Segera setelahnya, kaki pria itu terasa lebih ringan. Meskipun ia tidak bisa melihat apapun, dia punya perasaan bahwa mereka tengah menuju kearah yang tepat. Langkah kaki mereka perlahan semakin dipercepat, dan tak lama kemudian mereka bisa melihatnya. Lebih terang dari lilin yang menerangi mereka, itu adalah sebuah lentera yang tergantung pada tembok. Benda itu memberikan cahaya pada suatu bangunan yang terlihat seperti sebuah gerbang.
Pria berambut abu-abu menjulurkan tangannya dan menggoyangnya dengan kasar. Selain rambutnya yang berwarna abu-abu, ia juga berpakaian seperti seorang preman. "Aku akan membukanya," kata pria berambut abu-abu tersebut, dan ketika dirinya menggoncang lebih keras, gerbang itu terbuka dengan mengeluarkan suara yang berderit.

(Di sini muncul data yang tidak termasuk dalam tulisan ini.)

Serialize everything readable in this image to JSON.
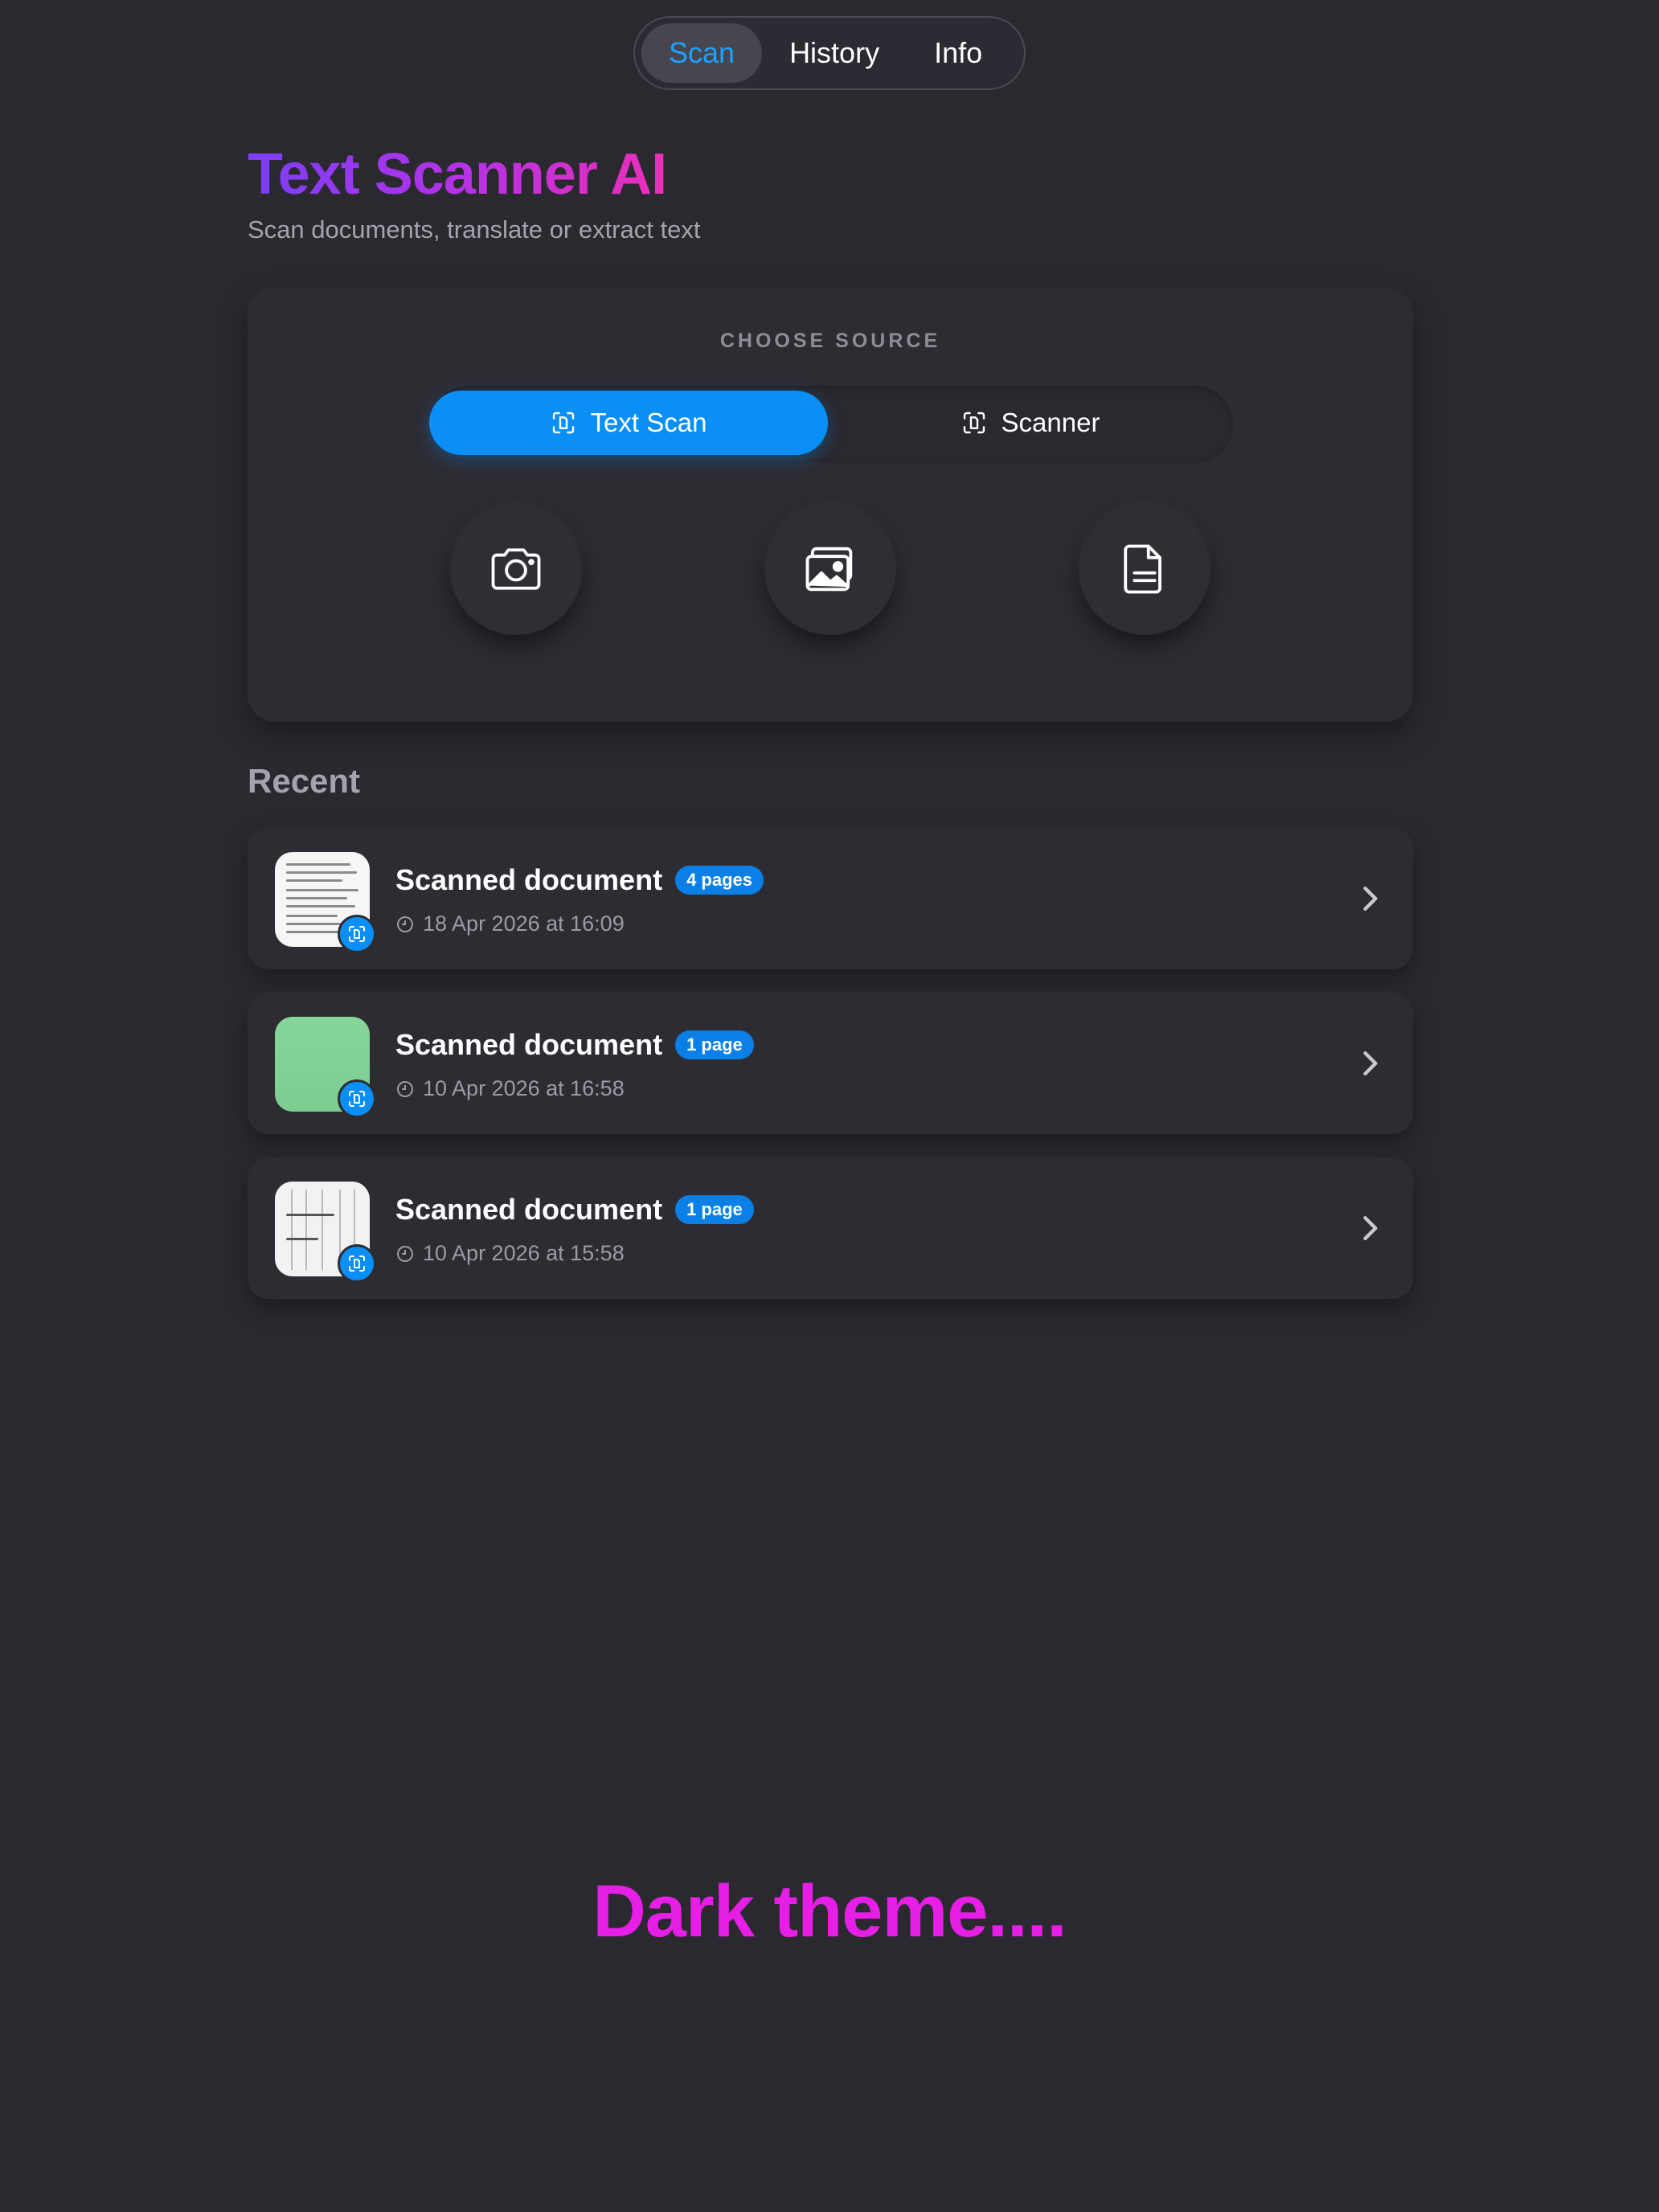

"Whoa!" Beberapa orang berteriak sekaligus.
"Bisakah kita keluar dari sini? Kata seorang gadis, yang tepat berada dibelakang orang itu. Pakaiannya agak mencolok, bahkan sangat mencolok sekali.
Pria berambut abu-abu itu mengambil beberapa langkah maju melalui pintu gerbang. "Ada tangga disini. Sepertinya kita bisa naik ke atas."

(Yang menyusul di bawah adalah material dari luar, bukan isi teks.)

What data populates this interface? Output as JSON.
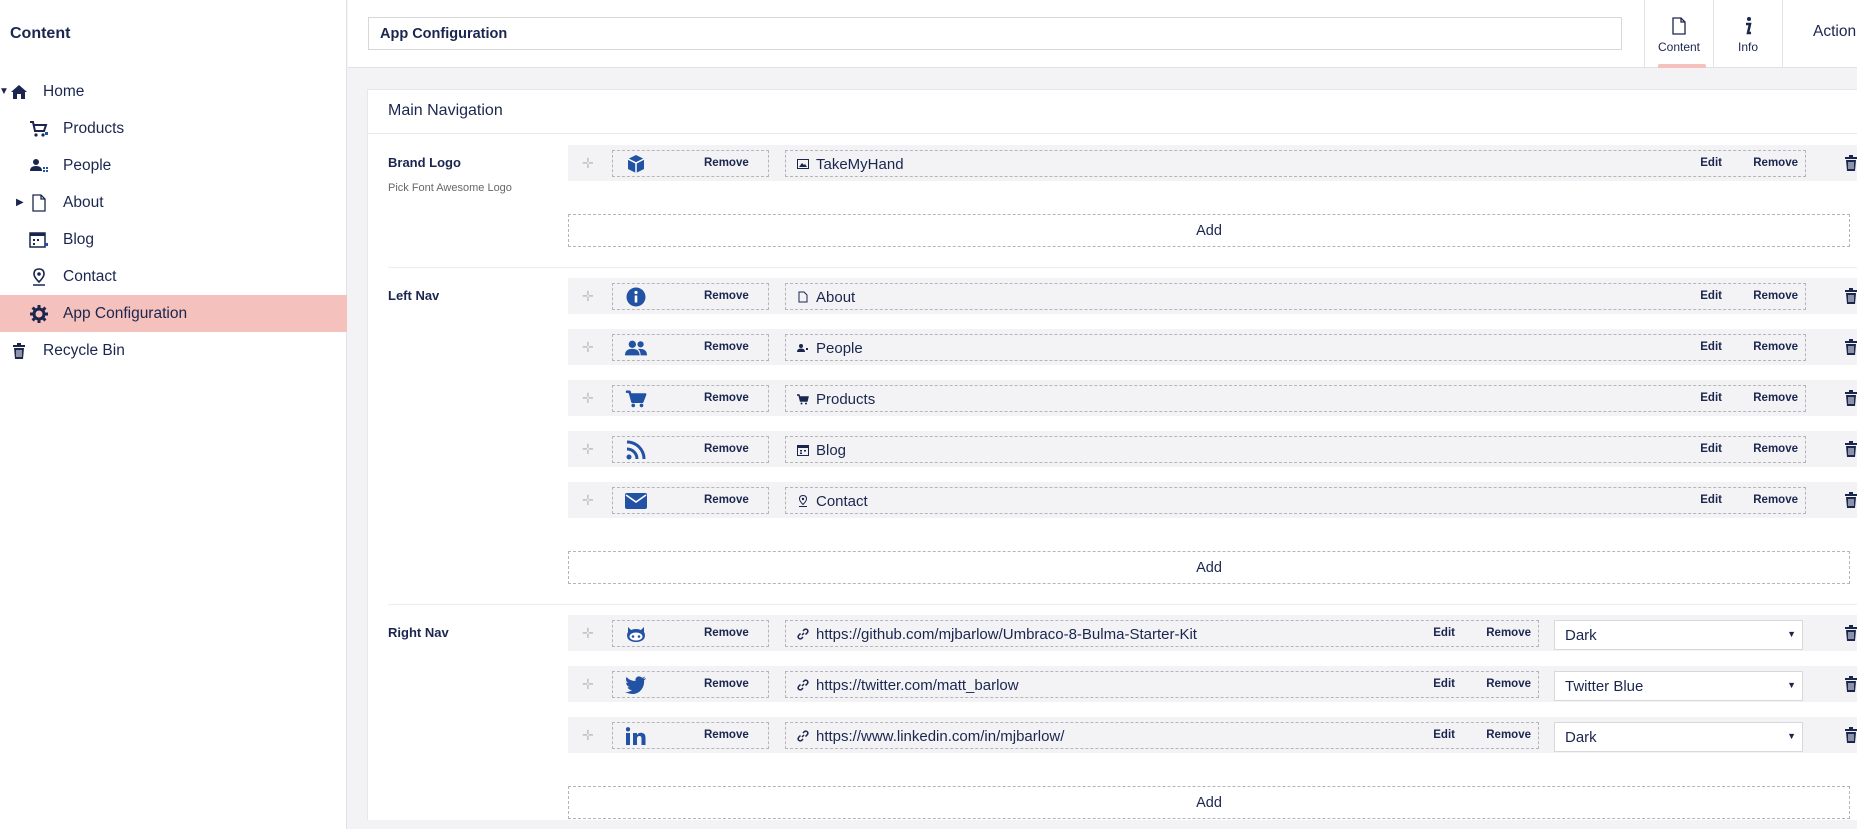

Tangga itu menuju ke sebuah koridor sempit yang berjamur dan berbau yang tehubung pada tangga batu lainnya. Tida ada lilin yang menerangi koridor ini, tapi terlihat sebuah sumber cahaya yang berasal entah dari mana. Semua orang pun langsung membentuk barisan dan mulai naik sedikit demi sedikit. Dibagian atas, ada gerbang lagi, tapi yang satu ini tidak bisa dibuka.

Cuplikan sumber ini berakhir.